As for pasta – yes it is a carb. And your problem is? Carbs get such a bad reputation when it comes to healthy eating and weight gain. But like with a lot of food, the key is moderation, and carbs do play an important role, their main role being they are the main source of energy. Of course if you eat too many carbs it can be hard to lose weight or you may gain weight. Treat carbs like petrol in your car. If you aren’t moving in your car, you aren’t going to be burning through much fuel. If you drive across the country, you will need a lot more. So if you are sitting at a desk all day and hardly walking, moving around or exercising, then you don’t need to be eating large amounts of carbs. But small portions are ideal. Additionally, when you can, opt for high fibre carbs (in this case, you could pick wholegrain pasta), as the fibre will help keep you more satisfied (among other benefits).

Recipe for creamy butternut carbonara pasta with coconut bacon

Serving size: Serves 2

Prep time: 5-10 minutes

Cooking time: 20-40 minutes (depending on method)


  • 1 1/2 cups wholegrain penne pasta (or pasta of your choice)
  • 1/2 a butternut (approx 300g)
  • 1-2 cloves garlic
  • 1/2 cup oat, almond, soy or cashew milk
  • 1/4 macadamia or cashew nuts (pine nuts, walnuts or silken tofu work well too)
  • 1 tsp smoked paprika
Coconut bacon
  • 1/2 cup coconut flakes
  • 2 tsp soya sauce (or Tamari sauce for gluten/wheat free)
  • 1 tsp smoked paprika
  • 1/2 tsp rapeseed oil (or another neutral-tasting oil)
  • 1/2 tsp maple syrup (optional)
  • Small pinch salt and pepper

Bacon and grilled chicken breast work well with this dish too!


Step 1: Turn on your oven to 200 °C (400 °F).

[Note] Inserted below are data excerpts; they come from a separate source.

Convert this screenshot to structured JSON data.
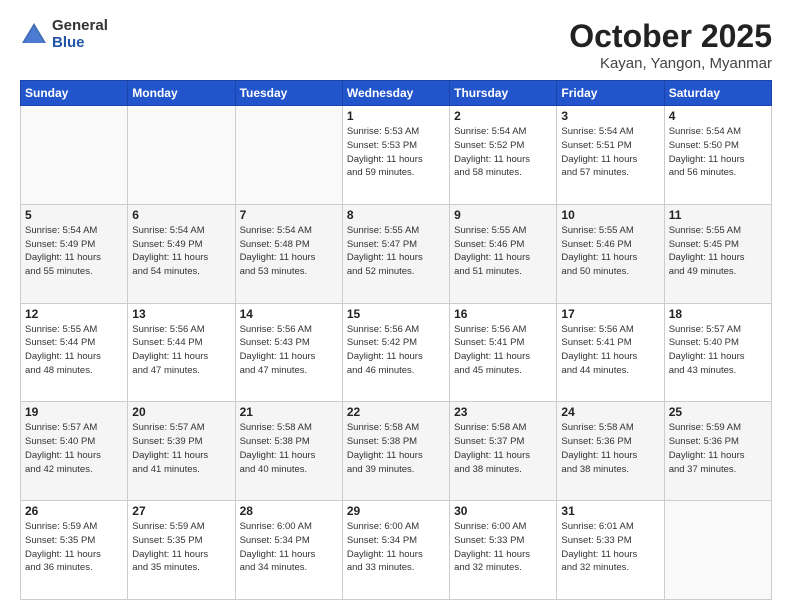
{
  "logo": {
    "general": "General",
    "blue": "Blue"
  },
  "title": "October 2025",
  "subtitle": "Kayan, Yangon, Myanmar",
  "header_days": [
    "Sunday",
    "Monday",
    "Tuesday",
    "Wednesday",
    "Thursday",
    "Friday",
    "Saturday"
  ],
  "weeks": [
    [
      {
        "day": "",
        "info": ""
      },
      {
        "day": "",
        "info": ""
      },
      {
        "day": "",
        "info": ""
      },
      {
        "day": "1",
        "info": "Sunrise: 5:53 AM\nSunset: 5:53 PM\nDaylight: 11 hours\nand 59 minutes."
      },
      {
        "day": "2",
        "info": "Sunrise: 5:54 AM\nSunset: 5:52 PM\nDaylight: 11 hours\nand 58 minutes."
      },
      {
        "day": "3",
        "info": "Sunrise: 5:54 AM\nSunset: 5:51 PM\nDaylight: 11 hours\nand 57 minutes."
      },
      {
        "day": "4",
        "info": "Sunrise: 5:54 AM\nSunset: 5:50 PM\nDaylight: 11 hours\nand 56 minutes."
      }
    ],
    [
      {
        "day": "5",
        "info": "Sunrise: 5:54 AM\nSunset: 5:49 PM\nDaylight: 11 hours\nand 55 minutes."
      },
      {
        "day": "6",
        "info": "Sunrise: 5:54 AM\nSunset: 5:49 PM\nDaylight: 11 hours\nand 54 minutes."
      },
      {
        "day": "7",
        "info": "Sunrise: 5:54 AM\nSunset: 5:48 PM\nDaylight: 11 hours\nand 53 minutes."
      },
      {
        "day": "8",
        "info": "Sunrise: 5:55 AM\nSunset: 5:47 PM\nDaylight: 11 hours\nand 52 minutes."
      },
      {
        "day": "9",
        "info": "Sunrise: 5:55 AM\nSunset: 5:46 PM\nDaylight: 11 hours\nand 51 minutes."
      },
      {
        "day": "10",
        "info": "Sunrise: 5:55 AM\nSunset: 5:46 PM\nDaylight: 11 hours\nand 50 minutes."
      },
      {
        "day": "11",
        "info": "Sunrise: 5:55 AM\nSunset: 5:45 PM\nDaylight: 11 hours\nand 49 minutes."
      }
    ],
    [
      {
        "day": "12",
        "info": "Sunrise: 5:55 AM\nSunset: 5:44 PM\nDaylight: 11 hours\nand 48 minutes."
      },
      {
        "day": "13",
        "info": "Sunrise: 5:56 AM\nSunset: 5:44 PM\nDaylight: 11 hours\nand 47 minutes."
      },
      {
        "day": "14",
        "info": "Sunrise: 5:56 AM\nSunset: 5:43 PM\nDaylight: 11 hours\nand 47 minutes."
      },
      {
        "day": "15",
        "info": "Sunrise: 5:56 AM\nSunset: 5:42 PM\nDaylight: 11 hours\nand 46 minutes."
      },
      {
        "day": "16",
        "info": "Sunrise: 5:56 AM\nSunset: 5:41 PM\nDaylight: 11 hours\nand 45 minutes."
      },
      {
        "day": "17",
        "info": "Sunrise: 5:56 AM\nSunset: 5:41 PM\nDaylight: 11 hours\nand 44 minutes."
      },
      {
        "day": "18",
        "info": "Sunrise: 5:57 AM\nSunset: 5:40 PM\nDaylight: 11 hours\nand 43 minutes."
      }
    ],
    [
      {
        "day": "19",
        "info": "Sunrise: 5:57 AM\nSunset: 5:40 PM\nDaylight: 11 hours\nand 42 minutes."
      },
      {
        "day": "20",
        "info": "Sunrise: 5:57 AM\nSunset: 5:39 PM\nDaylight: 11 hours\nand 41 minutes."
      },
      {
        "day": "21",
        "info": "Sunrise: 5:58 AM\nSunset: 5:38 PM\nDaylight: 11 hours\nand 40 minutes."
      },
      {
        "day": "22",
        "info": "Sunrise: 5:58 AM\nSunset: 5:38 PM\nDaylight: 11 hours\nand 39 minutes."
      },
      {
        "day": "23",
        "info": "Sunrise: 5:58 AM\nSunset: 5:37 PM\nDaylight: 11 hours\nand 38 minutes."
      },
      {
        "day": "24",
        "info": "Sunrise: 5:58 AM\nSunset: 5:36 PM\nDaylight: 11 hours\nand 38 minutes."
      },
      {
        "day": "25",
        "info": "Sunrise: 5:59 AM\nSunset: 5:36 PM\nDaylight: 11 hours\nand 37 minutes."
      }
    ],
    [
      {
        "day": "26",
        "info": "Sunrise: 5:59 AM\nSunset: 5:35 PM\nDaylight: 11 hours\nand 36 minutes."
      },
      {
        "day": "27",
        "info": "Sunrise: 5:59 AM\nSunset: 5:35 PM\nDaylight: 11 hours\nand 35 minutes."
      },
      {
        "day": "28",
        "info": "Sunrise: 6:00 AM\nSunset: 5:34 PM\nDaylight: 11 hours\nand 34 minutes."
      },
      {
        "day": "29",
        "info": "Sunrise: 6:00 AM\nSunset: 5:34 PM\nDaylight: 11 hours\nand 33 minutes."
      },
      {
        "day": "30",
        "info": "Sunrise: 6:00 AM\nSunset: 5:33 PM\nDaylight: 11 hours\nand 32 minutes."
      },
      {
        "day": "31",
        "info": "Sunrise: 6:01 AM\nSunset: 5:33 PM\nDaylight: 11 hours\nand 32 minutes."
      },
      {
        "day": "",
        "info": ""
      }
    ]
  ]
}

While this heats up, start to prepare your butternut – chop up the butternut into small cubes or approx. 1cm slices (it doesn’t matter which way as these will be blended up). Toss these in a very small amount of olive oil (optional) and spread out on a roasting pan. Bake for 25-30 minutes until cooked through. I use an air fryer for roasting everything, as it’s much quicker and don’t tend to use any oil, so this is another option (or you can steam it).

Step 2: While the butternut is cooking, you will need to prepare your coconut bacon (or real bacon if you prefer). Mix your soya sauce, olive oil, and smoked paprika in a bowl and toss your coconut flakes around briefly. Then scoop these out and place on a roasting tray ready to roast away. Put these in the oven while the butternut continues to cook for approximately 8-10 minutes. You may want to check on it so it doesn’t burn.

Step 3: During this time, you can also start cooking your pasta for 12-15 minutes while the butternut and coconut bacon finish off cooking.

Step 4: Once your butternut is tender, place this into a blender along with nuts (or silken tofu), garlic, paprika and milk. Blend until thick, smooth and creamy. You can always add a little extra milk or water from the pasta pot to make this thinner if you prefer.

Step 5: Drain your pasta once done, place this back in the pot and pour over your butternut sauce. Stir and heat a little longer if needed. Add your coconut or regular bacon, stir in and enjoy.